In an open letter, Sports Interactive studio director Miles Jacobson discussed using environmentally friendly packaging.
Football Manager 2020's disc will come in a cardboard sleeve with a paper manual, both of which are made 100% recycled materials. The case will be shrink wrapped in polyethene that is 100 per cent recyclable.
"There are lots of problems in the world right now, and climate change is definitely one of them," said Jacobson in an interview with GamesIndustry.biz.
"There currently isn't a silver bullet to solve it, but we know from science that there are things that we can do as individuals and companies to help slow it down or reverse it, so we've been looking at ways that we can reduce our carbon footprint.
"The new packaging is one of those ways. No more landfill requirements. Way less plastic. It still looks great. It's still solid. The disc is still secure.
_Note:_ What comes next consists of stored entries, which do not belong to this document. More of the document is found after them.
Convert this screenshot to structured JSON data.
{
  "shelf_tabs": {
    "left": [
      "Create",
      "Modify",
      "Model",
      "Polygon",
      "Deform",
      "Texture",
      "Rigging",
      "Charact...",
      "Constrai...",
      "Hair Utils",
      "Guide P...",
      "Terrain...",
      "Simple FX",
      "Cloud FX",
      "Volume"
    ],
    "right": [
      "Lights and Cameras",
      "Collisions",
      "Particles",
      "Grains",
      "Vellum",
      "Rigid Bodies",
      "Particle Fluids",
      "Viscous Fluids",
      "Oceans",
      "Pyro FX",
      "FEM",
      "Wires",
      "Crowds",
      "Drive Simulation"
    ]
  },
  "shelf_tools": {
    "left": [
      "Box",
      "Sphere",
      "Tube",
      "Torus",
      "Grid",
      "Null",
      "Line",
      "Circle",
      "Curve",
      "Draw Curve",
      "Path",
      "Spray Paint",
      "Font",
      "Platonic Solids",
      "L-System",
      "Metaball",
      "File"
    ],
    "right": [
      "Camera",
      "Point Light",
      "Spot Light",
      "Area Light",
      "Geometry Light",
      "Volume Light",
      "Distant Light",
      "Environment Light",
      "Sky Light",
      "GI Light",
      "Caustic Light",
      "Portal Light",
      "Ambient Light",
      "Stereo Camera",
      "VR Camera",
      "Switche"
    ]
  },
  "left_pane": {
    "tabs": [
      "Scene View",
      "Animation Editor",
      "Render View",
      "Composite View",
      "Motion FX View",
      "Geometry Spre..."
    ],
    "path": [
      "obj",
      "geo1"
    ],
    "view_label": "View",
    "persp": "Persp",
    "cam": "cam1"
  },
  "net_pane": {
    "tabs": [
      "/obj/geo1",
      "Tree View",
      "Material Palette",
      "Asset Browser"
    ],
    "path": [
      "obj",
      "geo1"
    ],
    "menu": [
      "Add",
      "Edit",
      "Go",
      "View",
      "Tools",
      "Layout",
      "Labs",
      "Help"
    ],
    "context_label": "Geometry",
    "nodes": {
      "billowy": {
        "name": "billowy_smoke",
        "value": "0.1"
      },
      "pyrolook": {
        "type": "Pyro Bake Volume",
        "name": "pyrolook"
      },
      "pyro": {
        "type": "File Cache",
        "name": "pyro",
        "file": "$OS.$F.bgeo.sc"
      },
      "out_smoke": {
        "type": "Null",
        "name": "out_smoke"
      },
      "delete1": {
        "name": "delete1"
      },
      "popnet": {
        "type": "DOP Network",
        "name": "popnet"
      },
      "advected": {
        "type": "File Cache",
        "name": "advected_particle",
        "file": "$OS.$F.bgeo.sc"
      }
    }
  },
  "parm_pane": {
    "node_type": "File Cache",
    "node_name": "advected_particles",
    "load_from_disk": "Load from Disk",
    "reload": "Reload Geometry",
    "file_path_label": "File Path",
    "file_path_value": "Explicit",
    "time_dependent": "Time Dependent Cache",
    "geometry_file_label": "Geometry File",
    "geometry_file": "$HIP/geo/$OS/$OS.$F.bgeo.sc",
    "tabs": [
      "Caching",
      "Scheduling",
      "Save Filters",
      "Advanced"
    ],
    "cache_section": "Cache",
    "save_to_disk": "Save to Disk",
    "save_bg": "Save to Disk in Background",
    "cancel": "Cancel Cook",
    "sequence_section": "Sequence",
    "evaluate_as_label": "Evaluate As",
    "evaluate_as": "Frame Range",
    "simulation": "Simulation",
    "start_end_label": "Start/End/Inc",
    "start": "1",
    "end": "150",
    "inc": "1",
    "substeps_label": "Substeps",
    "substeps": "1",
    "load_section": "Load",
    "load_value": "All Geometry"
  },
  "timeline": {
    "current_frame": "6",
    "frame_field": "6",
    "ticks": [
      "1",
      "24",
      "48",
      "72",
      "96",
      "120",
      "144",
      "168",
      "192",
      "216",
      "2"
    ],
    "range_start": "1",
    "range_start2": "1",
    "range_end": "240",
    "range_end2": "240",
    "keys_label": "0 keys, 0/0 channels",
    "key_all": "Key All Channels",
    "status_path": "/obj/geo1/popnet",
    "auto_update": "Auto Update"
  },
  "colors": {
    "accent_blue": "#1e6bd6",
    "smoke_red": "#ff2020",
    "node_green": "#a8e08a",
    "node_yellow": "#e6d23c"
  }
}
But it has less environmental impact in many different ways.
"So we'd be stupid not to do it, and if anyone from other games or entertainment companies is reading this, you'd be stupid not to do it too."
The real cost
However, the new packaging is 30 per cent more costly - though the price of the game will not rise, meaning buyers will not be affected by the price change. The changes to the packaging are expected to save “around 20 tonnes of plastic this year.
Jacobson hopes the change in packaging catches on, encouraging other companies in the industry to do the same thing. He wants all future packaging across all platforms to support eco-friendly packaging.
He continued: "I would be very disappointed if everyone didn't follow suit, including console manufacturers for next-gen. I just can't think of a single reason why someone wouldn't want to have their work in more eco-friendly packaging," said Jacobson.
"I'm actually thinking bigger than just games. The whole entertainment industry uses way too much plastic in its packaging. Film companies can make the switch just as easily, and the music industry can easily adapt for CD's and change their vinyl shrink-wrap to one that can be recycled."